Hospitals should not be involved in facilitating marketing of commercial products to their patients. Behind the cute and seemingly harmless diaper bag lies a sophisticated marketing campaign, not to protect women from guilt, but to sell more formula.
We feel for every mother out there who has experienced trouble with breast-feeding. Please hear that the problem is not you; the problem is the system and the culture in which we live. The work of the maternity hospital is to support the healthiest feeding practice for new infants, which is breast-feeding. To do this we need to keep mothers and babies together, ensure that staff are well educated in lactation medicine, and say no to the formula marketers and all their freebies. From our perspective, eliminating the bags is one step in our long journey to be able to provide better care for every mother and baby who wish to breast-feed.

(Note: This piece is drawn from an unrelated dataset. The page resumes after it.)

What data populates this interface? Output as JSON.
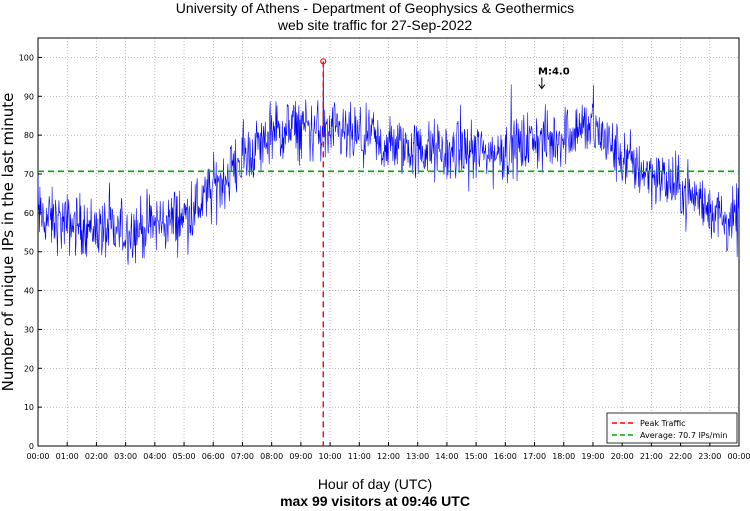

Hopefully, Massachusetts will be the next bag-free state. Forty-two hospitals, including the one in which we work, have chosen to promote health rather than formula company profits. We have seven sites to go.
Dr. Barbara L. Philipp
Dr. Deborah A. Frank
Anne Merewood
Boston
The writers are in the department of pediatrics at Boston University School of Medicine and on staff at Boston Medical Center. Formula companies’ freebies undermine breast-feeding
I HAVE always enjoyed Joanna Weiss’s work in the Globe, but I was surprised at the short-sightedness of her Dec. 6 op-ed “R.I.’s bottle ban.’’ Formula company freebies hurt all mothers, no matter how they choose to feed their infants.
While these so-called gifts supply only enough formula for a week at most, the bags encourage families to purchase the brand-name formula advertised, instead of cheaper or generic alternatives.
Moreover, the scientific evidence is clear that these bags undermine breast-feeding. Because the only way to sell more formula is to sell less breast-feeding, the companies know that having hospitals give out their bags is one of their most successful marketing strategies. Most mothers do not even meet their own breast-feeding goals, according to data from the US Centers for Disease Control and Prevention. The formula freebies are part of the problem.
Breast-feeding is not just an issue about parenting choices. The longer a woman breast-feeds, the lower her risk of breast cancer, ovarian cancer, diabetes, and cardiovascular disease. Hospitals have no business marketing products that interfere with public health. Hospitals should market health, and nothing else.